Murphy Oil Corp. said an appraisal well on its Front Runner prospect in Green Canyon 338 confirmed pay sands encountered in the discovery well. The prospect's reserves are now estimated at 120-150 MMboe. The well, located in 3,500 ft water depth, will be sidetracked to Front Runner South to seek additional reserves. The initial well in 5,450 ft water depth is being sidetracked at the Seventeen Hands prospect in Mississippi Canyon 299 to delineate a natural gas discovery. Operator Murphy has 37.5%, Dominion Resources has 37.5%, and Spinnaker has 25%.

TGS-Nopec buys Pangaea 3D

TGS-Nopec Geophysical Co. acquired 100% ownership in 8,800 sq km of non-exclusive 3D data previously owned jointly with WesternGeco. Under the agreement with WesternGeco, TGS-Nopec exchanged its interest in four other jointly held Gulf of Mexico 3D surveys and paid an undisclosed amount of cash to acquire WesternGeco's share of eight 3D surveys within TGS-Nopec's Pangaea complex of 3D surveys on the offshore Louisiana shelf. TGS-Nopec also said it has begun a new 3D pre-stack time migration project covering the entire 14,300 sq km Pangaea area.
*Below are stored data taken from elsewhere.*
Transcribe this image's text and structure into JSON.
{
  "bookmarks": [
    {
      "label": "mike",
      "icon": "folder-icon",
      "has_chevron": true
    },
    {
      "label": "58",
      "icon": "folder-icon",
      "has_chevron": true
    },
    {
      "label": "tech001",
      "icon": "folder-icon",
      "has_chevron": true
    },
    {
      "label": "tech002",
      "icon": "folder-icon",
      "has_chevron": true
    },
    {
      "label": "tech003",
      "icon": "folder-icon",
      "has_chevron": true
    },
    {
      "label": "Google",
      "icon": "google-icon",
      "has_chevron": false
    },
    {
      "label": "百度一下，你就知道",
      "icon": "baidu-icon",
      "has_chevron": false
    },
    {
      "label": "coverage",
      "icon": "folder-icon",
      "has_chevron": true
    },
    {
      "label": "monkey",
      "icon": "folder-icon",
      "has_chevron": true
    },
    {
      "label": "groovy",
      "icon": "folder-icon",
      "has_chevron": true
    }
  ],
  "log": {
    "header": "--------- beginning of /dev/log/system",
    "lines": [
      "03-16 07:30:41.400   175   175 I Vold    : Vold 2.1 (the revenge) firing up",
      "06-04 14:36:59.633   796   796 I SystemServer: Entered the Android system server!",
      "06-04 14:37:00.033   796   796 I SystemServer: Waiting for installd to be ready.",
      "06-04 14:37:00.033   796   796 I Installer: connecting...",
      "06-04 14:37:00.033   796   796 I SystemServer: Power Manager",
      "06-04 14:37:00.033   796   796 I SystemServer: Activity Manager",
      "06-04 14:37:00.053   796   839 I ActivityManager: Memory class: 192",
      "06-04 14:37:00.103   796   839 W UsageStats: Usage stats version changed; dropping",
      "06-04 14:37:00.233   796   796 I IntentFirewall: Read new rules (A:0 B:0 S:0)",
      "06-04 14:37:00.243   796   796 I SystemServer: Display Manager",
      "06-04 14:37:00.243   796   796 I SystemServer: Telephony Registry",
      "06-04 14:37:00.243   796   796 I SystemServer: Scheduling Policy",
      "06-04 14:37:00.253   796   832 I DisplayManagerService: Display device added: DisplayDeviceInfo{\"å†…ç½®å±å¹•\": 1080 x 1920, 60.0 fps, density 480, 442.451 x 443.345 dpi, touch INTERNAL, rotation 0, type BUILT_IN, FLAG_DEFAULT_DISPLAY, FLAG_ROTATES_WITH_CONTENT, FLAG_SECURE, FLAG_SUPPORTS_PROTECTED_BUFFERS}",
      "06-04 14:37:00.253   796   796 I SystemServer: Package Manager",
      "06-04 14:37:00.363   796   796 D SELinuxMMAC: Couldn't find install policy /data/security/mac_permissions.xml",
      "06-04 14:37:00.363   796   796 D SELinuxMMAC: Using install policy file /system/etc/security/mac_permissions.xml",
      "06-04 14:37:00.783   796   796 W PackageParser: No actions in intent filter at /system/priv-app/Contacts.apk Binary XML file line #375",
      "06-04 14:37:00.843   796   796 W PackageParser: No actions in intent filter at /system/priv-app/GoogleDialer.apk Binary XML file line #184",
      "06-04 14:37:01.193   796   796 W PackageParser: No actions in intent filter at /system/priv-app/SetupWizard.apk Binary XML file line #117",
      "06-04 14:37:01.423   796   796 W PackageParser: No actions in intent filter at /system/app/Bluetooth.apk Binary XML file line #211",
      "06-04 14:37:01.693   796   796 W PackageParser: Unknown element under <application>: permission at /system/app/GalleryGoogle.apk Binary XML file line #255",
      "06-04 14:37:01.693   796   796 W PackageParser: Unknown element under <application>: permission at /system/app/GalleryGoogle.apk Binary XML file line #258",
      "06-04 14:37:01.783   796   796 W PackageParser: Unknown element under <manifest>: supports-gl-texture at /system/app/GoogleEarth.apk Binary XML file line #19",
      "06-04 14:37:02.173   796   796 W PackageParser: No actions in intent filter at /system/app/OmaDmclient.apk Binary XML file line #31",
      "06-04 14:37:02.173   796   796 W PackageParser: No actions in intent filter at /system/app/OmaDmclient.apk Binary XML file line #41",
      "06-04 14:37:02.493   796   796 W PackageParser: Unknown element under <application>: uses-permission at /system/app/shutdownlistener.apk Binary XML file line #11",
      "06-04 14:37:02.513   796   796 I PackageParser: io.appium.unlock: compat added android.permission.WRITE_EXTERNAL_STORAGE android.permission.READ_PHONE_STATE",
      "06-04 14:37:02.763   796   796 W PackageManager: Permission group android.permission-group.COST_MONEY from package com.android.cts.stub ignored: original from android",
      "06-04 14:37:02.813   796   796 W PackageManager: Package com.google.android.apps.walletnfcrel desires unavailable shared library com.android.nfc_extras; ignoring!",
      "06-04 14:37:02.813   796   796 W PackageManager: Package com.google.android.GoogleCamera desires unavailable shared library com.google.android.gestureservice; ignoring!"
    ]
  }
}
Durango find enhances Gunnison area

Nexen reported the successful drilling of its Durango prospect on Garden Banks 667 in the deepwater Gulf of Mexico. The Durango prospect, located in 3,150 ft water depth, is adjacent to the Gunnison field. The Durango exploratory well encountered about 200 ft of net natural gas pay and could contain reserves of about 120 bcf of gas. Gunnison reserves are estimated to be 150-200 million BOE. "The Gunnison facility will serve as the processing hub for this core area of the Gulf where Nexen has interests in 12 other blocks," Nexen President and CEO Charlie Fischer said. "Appraisal drilling and engineering design work is expected to be completed later this year, and fabrication work is expected to begin in the fourth quarter of 2001 with first production in late 2003 or early 2004." Operator Kerr-McGee has a 50% interest, Nexen has 30%, and Cal Dive International has 20%.